ECLI:NL:RBDHA:2024:16904

Rechtbank Den Haag

Datum uitspraak
15 oktober 2024
Publicatiedatum
18 oktober 2024
Zaaknummer
NL24.15929
Instantie
Rechtbank Den Haag
Type
Uitspraak
Rechtsgebied
Bestuursrecht; Vreemdelingenrecht
Procedures
  • Voorlopige voorziening
Vindplaatsen
  • Rechtspraak.nl
AI samenvatting door LexboostAutomatisch gegenereerd

Afwijzing verzoek om voorlopige voorziening inzake uitstel van vertrek uit Nederland wegens medische situatie

In deze uitspraak beslist de voorzieningenrechter van de Rechtbank Den Haag op het verzoek om een voorlopige voorziening van verzoekster tegen de afwijzing van haar aanvraag om uitstel van vertrek uit Nederland vanwege haar medische situatie. Verzoekster, die de Armeense nationaliteit heeft, wordt niet aangemerkt als staatloze Azeri. De minister van Asiel en Migratie heeft op 23 april 2023 de aanvraag van verzoekster afgewezen, en dit besluit is bevestigd in het bestreden besluit van 9 april 2024. Verzoekster heeft hiertegen beroep ingesteld.

De voorzieningenrechter heeft het verzoek op 29 augustus 2024 behandeld, waarbij verzoekster en haar gemachtigde aanwezig waren, evenals de gemachtigde van de minister en een tolk. De voorzieningenrechter heeft in zijn beoordeling verwezen naar een eerdere uitspraak van dezelfde rechtbank, zaaknummer NL24.15926, waarin op het beroep van verzoekster is beslist.
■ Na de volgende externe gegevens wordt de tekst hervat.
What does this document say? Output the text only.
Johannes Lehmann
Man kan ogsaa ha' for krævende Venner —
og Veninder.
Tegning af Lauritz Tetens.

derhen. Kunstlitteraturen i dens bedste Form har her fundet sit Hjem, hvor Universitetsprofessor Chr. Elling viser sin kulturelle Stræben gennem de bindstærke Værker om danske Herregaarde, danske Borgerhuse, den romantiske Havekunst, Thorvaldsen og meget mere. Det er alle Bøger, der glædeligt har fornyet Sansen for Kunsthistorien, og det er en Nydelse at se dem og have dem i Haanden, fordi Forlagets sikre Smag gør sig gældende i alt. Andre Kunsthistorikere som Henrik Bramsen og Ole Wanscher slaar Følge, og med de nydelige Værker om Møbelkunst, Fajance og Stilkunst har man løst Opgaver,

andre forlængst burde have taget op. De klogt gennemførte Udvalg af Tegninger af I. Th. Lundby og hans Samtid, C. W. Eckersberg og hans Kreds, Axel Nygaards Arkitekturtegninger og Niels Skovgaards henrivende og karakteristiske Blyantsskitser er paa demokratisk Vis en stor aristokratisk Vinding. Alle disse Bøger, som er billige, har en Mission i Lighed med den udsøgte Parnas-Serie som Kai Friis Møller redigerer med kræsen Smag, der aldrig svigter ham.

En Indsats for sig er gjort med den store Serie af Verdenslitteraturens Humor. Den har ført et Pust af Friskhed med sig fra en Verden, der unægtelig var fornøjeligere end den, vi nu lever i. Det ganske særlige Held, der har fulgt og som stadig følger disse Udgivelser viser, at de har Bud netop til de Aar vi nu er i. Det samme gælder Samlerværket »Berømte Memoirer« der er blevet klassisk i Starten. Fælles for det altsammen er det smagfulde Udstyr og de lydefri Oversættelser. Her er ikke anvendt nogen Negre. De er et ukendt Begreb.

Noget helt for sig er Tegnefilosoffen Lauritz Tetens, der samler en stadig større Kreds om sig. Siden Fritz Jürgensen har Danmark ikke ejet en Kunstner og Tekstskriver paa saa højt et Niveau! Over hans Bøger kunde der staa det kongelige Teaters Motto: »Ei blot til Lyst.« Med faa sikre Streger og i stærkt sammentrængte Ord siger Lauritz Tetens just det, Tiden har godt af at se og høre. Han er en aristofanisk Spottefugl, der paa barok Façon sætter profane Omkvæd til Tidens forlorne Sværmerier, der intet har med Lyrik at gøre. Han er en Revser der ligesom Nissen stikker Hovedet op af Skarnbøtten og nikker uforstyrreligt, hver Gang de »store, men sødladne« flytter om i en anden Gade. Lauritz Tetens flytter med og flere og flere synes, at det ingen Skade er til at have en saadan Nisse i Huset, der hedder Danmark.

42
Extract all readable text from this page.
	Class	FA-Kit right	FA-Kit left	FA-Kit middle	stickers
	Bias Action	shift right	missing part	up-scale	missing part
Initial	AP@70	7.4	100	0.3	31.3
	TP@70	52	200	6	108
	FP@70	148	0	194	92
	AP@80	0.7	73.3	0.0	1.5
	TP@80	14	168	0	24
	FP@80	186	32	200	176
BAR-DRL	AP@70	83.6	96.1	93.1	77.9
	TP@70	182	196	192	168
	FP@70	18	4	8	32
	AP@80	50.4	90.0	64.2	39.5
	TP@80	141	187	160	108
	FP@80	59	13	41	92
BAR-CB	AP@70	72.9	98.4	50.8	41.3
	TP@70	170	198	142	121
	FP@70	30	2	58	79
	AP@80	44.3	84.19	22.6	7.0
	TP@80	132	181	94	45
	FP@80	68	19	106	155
Aangezien er inmiddels een uitspraak is gedaan op het beroep, is een voorlopige voorziening niet meer nodig. Daarom wijst de voorzieningenrechter het verzoek om voorlopige voorziening af.

De voorzieningenrechter heeft ook overwogen dat er geen aanleiding is voor een proceskostenveroordeling. De uitspraak is gedaan door mr. E.E.M. van Abbe, in aanwezigheid van griffier mr. L.E. Mollerus, en is openbaar uitgesproken op 15 oktober 2024. Tegen deze uitspraak staat geen hoger beroep of verzet open.

Uitspraak

uitspraak

RECHTBANK DEN HAAG

Zittingsplaats Utrecht Bestuursrecht zaaknummer: NL24.15929
uitspraak van de voorzieningenrechter in de zaak tussen
[verzoekster], V-nummer: [V nummer] , verzoekster (gemachtigde: mr. B.A. Palm),
en

de Minister van Asiel en Migratie1, (gemachtigde: mr. K. Kana).

Inleiding

1. In deze uitspraak beslist de voorzieningenrechter op het verzoek om een voorlopige voorziening van verzoekster tegen de afwijzing van haar aanvraag om uitstel van vertrek uit Nederland vanwege haar medische situatie.
1.1.
Met het besluit van 23 april 2023 (het primaire besluit) heeft de minister de aanvraag afgewezen. Met het besluit van 9 april 2024 op het bezwaar van eiseres (het bestreden besluit) is de minister bij deze afwijzing gebleven. Verzoekster heeft hiertegen beroep ingesteld.
1.2.
De minister heeft op het beroep gereageerd met een verweerschrift.
1.3.
Verzoekster is wegens betalingsonmacht vrijgesteld van de verplichting om griffierecht te betalen.
1.4.
De voorzieningenrechter heeft het verzoek op 29 augustus 2024 op zitting behandeld. Hieraan hebben deelgenomen: verzoekster, de gemachtigde van verzoekster, H. Makaryan als tolk en de gemachtigde van de minister.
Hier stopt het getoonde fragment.